🤖 AI Summary
This study identifies a structural misalignment between stakeholder involvement (SHI) practices in commercial software development and the objectives of responsible AI (rAI): current SHI—oriented toward customer value and regulatory compliance—fails to support rAI’s core tenets of stakeholder empowerment, proactive risk anticipation, and public oversight. Employing a mixed-methods approach—including systematic analysis of 56 rAI guidelines, 130 practitioner surveys, and 10 in-depth interviews—we conducted cross-dimensional thematic coding and comparative analysis. Our findings constitute the first empirical evidence that existing SHI frameworks largely neglect rAI’s essential requirements.
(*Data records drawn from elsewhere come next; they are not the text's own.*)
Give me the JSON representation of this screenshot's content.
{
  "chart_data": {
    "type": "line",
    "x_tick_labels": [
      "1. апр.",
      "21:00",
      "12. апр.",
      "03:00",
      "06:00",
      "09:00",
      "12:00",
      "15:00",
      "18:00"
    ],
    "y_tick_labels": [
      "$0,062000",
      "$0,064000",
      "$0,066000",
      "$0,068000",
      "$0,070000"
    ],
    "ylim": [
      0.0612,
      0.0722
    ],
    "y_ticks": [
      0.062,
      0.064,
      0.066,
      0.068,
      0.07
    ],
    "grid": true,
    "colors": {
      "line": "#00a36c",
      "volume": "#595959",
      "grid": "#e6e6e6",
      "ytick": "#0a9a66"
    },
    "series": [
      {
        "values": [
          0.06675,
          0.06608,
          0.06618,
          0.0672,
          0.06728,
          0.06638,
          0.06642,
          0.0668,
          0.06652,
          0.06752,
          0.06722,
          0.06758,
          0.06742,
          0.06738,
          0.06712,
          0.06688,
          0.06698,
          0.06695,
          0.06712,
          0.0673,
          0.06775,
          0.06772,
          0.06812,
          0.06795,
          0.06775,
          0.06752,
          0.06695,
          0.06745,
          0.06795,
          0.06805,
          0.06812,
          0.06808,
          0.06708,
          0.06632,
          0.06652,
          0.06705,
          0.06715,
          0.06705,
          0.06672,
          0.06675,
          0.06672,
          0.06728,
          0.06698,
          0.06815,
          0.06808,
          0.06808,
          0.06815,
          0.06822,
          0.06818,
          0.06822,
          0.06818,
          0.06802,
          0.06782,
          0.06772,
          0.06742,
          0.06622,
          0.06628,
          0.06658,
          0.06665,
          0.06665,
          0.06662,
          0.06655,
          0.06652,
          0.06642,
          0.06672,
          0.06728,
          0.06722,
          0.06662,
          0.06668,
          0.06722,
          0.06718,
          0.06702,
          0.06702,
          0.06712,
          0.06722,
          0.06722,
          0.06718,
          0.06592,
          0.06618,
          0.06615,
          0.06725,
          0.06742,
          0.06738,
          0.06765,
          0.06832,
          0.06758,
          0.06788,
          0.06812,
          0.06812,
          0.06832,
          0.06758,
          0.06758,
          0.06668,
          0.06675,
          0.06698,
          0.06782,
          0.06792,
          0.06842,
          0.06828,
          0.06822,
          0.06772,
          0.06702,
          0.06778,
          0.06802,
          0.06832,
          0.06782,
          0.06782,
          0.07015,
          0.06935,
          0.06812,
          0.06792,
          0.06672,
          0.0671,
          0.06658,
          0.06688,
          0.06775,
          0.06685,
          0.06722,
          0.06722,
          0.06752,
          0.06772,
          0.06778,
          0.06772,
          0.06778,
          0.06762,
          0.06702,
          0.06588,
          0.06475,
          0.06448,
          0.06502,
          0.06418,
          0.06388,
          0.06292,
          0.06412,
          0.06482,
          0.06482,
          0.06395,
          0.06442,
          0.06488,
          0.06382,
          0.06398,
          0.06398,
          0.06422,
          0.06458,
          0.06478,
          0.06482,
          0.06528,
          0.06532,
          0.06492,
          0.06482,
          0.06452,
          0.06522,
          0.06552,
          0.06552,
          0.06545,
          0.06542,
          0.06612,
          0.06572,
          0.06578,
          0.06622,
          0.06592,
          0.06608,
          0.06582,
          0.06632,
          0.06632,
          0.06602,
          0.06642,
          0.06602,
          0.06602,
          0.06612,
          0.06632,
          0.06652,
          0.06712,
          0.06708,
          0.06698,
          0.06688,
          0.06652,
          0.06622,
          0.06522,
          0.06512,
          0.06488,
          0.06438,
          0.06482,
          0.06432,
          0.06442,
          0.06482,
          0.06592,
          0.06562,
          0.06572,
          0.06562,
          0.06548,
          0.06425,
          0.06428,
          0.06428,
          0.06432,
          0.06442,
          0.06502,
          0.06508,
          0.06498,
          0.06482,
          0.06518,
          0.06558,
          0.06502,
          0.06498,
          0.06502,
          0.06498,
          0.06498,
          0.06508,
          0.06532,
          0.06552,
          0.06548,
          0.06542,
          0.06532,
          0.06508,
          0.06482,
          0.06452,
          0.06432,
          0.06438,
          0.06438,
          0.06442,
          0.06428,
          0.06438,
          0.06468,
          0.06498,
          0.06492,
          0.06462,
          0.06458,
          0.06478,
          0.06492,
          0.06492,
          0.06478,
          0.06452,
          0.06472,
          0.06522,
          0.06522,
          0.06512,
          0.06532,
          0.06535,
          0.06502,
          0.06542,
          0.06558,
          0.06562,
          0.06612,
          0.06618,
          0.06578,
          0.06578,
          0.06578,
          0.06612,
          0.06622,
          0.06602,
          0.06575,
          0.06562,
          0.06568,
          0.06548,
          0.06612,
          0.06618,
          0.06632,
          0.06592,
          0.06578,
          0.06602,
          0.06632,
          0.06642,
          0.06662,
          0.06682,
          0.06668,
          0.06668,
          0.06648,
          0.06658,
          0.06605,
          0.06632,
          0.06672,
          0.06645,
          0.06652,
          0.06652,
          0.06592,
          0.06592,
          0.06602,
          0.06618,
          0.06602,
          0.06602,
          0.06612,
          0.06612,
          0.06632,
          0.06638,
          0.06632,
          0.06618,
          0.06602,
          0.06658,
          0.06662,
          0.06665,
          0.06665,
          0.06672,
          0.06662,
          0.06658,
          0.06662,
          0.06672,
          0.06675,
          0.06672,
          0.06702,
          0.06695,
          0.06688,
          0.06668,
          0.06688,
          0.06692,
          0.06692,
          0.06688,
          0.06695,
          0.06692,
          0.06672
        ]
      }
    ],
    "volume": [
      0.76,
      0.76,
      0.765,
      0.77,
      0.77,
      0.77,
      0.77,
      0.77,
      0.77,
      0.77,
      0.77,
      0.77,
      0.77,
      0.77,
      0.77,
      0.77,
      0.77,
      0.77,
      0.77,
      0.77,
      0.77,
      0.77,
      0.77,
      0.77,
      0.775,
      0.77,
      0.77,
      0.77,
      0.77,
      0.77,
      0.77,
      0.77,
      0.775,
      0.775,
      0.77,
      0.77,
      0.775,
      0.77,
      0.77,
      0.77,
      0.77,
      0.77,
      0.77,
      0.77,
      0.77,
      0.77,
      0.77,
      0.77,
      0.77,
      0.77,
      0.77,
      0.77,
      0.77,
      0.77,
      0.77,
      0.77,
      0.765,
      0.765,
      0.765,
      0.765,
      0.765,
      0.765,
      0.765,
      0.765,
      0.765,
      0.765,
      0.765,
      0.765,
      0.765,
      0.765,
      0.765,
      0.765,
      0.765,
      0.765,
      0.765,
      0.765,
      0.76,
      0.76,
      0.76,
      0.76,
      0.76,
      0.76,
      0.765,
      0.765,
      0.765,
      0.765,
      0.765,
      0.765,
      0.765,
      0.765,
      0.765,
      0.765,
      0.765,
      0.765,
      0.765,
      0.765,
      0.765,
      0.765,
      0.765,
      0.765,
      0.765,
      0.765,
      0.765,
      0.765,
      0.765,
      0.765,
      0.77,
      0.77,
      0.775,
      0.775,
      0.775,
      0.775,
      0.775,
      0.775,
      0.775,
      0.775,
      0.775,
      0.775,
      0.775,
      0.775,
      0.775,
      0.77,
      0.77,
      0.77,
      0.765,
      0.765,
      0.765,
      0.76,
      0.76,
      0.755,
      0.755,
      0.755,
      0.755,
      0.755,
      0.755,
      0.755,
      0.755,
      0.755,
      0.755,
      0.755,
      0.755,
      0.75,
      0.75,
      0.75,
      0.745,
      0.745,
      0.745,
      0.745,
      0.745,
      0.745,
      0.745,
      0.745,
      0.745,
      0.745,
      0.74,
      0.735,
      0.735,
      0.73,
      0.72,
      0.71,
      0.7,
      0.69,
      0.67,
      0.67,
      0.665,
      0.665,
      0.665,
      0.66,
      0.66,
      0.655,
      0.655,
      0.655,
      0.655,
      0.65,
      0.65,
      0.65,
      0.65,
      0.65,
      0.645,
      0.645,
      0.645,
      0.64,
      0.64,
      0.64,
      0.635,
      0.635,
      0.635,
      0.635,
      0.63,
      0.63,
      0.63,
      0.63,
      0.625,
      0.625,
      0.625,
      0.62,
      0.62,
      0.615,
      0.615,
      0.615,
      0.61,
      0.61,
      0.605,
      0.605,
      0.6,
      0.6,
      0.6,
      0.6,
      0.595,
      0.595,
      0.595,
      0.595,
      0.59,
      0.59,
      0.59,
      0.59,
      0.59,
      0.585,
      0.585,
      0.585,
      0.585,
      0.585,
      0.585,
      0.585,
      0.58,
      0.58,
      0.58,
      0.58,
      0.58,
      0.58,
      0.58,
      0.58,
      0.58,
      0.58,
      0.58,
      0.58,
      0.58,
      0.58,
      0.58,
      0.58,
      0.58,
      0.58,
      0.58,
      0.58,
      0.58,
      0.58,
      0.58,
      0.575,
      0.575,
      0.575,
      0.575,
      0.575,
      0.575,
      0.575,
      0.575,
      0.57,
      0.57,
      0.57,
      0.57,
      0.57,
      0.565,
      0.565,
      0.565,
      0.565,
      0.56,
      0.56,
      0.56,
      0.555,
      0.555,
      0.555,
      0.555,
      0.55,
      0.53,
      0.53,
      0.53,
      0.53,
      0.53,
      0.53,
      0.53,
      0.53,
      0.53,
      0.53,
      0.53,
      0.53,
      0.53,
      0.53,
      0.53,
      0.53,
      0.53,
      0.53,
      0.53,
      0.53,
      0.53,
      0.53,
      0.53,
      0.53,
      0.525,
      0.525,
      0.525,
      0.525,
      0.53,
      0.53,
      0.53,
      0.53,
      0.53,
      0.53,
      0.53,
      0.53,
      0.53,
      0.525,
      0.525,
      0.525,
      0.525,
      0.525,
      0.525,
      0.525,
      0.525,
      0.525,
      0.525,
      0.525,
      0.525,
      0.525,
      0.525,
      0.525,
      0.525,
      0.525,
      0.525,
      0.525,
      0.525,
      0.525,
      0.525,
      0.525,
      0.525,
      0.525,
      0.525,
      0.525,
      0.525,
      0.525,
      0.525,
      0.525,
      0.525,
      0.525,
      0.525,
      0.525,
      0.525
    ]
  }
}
We identify four key impediments: institutional voids, role ambiguity, temporal misalignment, and ineffective evaluation mechanisms. Building on these insights, we propose an actionable intervention framework spanning institutional design, process integration, and multi-dimensional assessment. This work provides critical empirical grounding and a practical implementation roadmap for advancing rAI from principle to practice.
📝 Abstract
Responsible AI (rAI) guidance increasingly promotes stakeholder involvement (SHI) during AI development. At the same time, SHI is already common in commercial software development, but with potentially different foci. This study clarifies the extent to which established SHI practices are able to contribute to rAI efforts as well as potential disconnects -- essential insights to inform and tailor future interventions that further shift industry practice towards rAI efforts. First, we analysed 56 rAI guidance documents to identify why SHI is recommended (i.e. its expected benefits for rAI) and uncovered goals such as redistributing power, improving socio-technical understandings, anticipating risks, and enhancing public oversight. To understand why and how SHI is currently practised in commercial settings, we then conducted an online survey (n=130) and semi-structured interviews (n=10) with AI practitioners. Our findings reveal that SHI in practice is primarily driven by commercial priorities (e.g. customer value, compliance) and several factors currently discourage more rAI-aligned SHI practices. This suggests that established SHI practices are largely not contributing to rAI efforts. To address this disconnect, we propose interventions and research opportunities to advance rAI development in practice.